OK.. that was Florida, and no, the trans are not putting on drag shows to indoctrinate your kids. DRAG PERFORMERS put on drag shows, because it is PERFORMANCE! It is THEATER! There are Straight people, cis people, gay people, trans people, all of the different ethnicities and personalities and backgrounds, coming together to perform for their audience. It doesn't mean that drag performers are trans or vice-versa. I am transgender but I sure as hell am not a drag performer. Imagine being a straight cis drag performer getting labeled as trans with non of the benefits.
I am sooooo disgusted by this conservative bullshit getting shoved down everyone's throats. Meanwhile, all these conservatives are dropping one by one because they're getting caught for the exact things that they project onto the left. That's why G.O.P. stands for Gaslight, Obstruct, Project.
If you consider yourself a conservative and have your whole life, I have bad news for you. The conservative party that we all grew up with, doesn't exist anymore. All there is anymore is MAGA extremists calling themselves "conservatives" while they line their pockets and watch the world burn.

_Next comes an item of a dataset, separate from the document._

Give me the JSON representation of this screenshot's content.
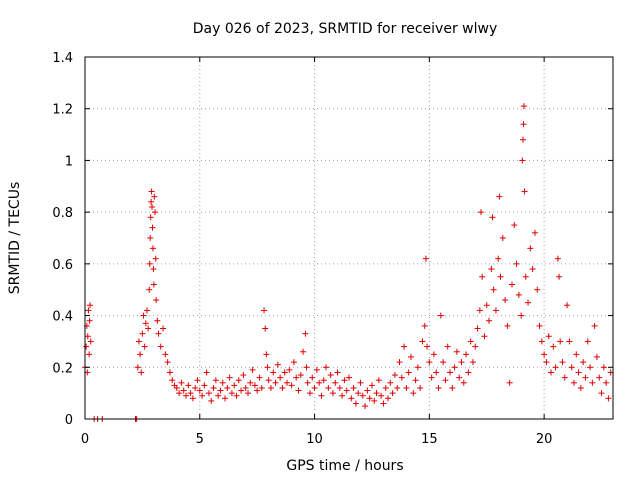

I for one, will no longer be silent. I'm not going to hide. I'm not going stand back and watch this happen while simultaneously waiting until I, or someone close to me, becomes the inevitable next target. I'm going to give into my darkside and act accordingly by LOUDLY and BLATANTLY get in the faces of shitty fucking people doing and saying shitty fucking things. I will not tolerate the intolerant. Fuck fascists.
Thanks Conservatives! Now I'm an ANTIFA radical! That's your fault! See ya at the next protest, I'll be the one handing out bricks. BTW, I can't wait to see what happens to Michael Craig Monger of Prattsville, AL. Turn out it's pretty easy to track down the personal info on someone if you just put your mind to it. Things like (but not limited to) addresses, phone numbers, social media profiles, emails, photos, family members, schools, work history, work schedule, arrest records, etc. Because now, us trans folks, are pissed and we have that information. I looked all of that up last night in about an hour. Aaaaaaaaaand... Michael Craig Monger's home isn't bad looking from Google Street view. He's doing quite well for himself considering he is only 28. He just bought that home this year in fact! Living the American Dream, I'll tell you what. Seems like things are just starting to work out for Mr Monger.
But, unfortunately, he decided to prey on someone else just to make a name for himself. Fucking disgusting human being.
Rest in peace Bubba Copeland and Brittini Blaire. My heart goes out to their family. I have nothing to offer to the family, as I am poor as he'll, but I can promise that Bubba will not be forgotten and, unfortunately for 1819 News, neither will the actions of Michael Craig Monger.
I cannot believe she committed suicide and there are still people out there justifying the horrifying behaviour by the people that outed her. Its fucking disgusting. I will be at the protests too.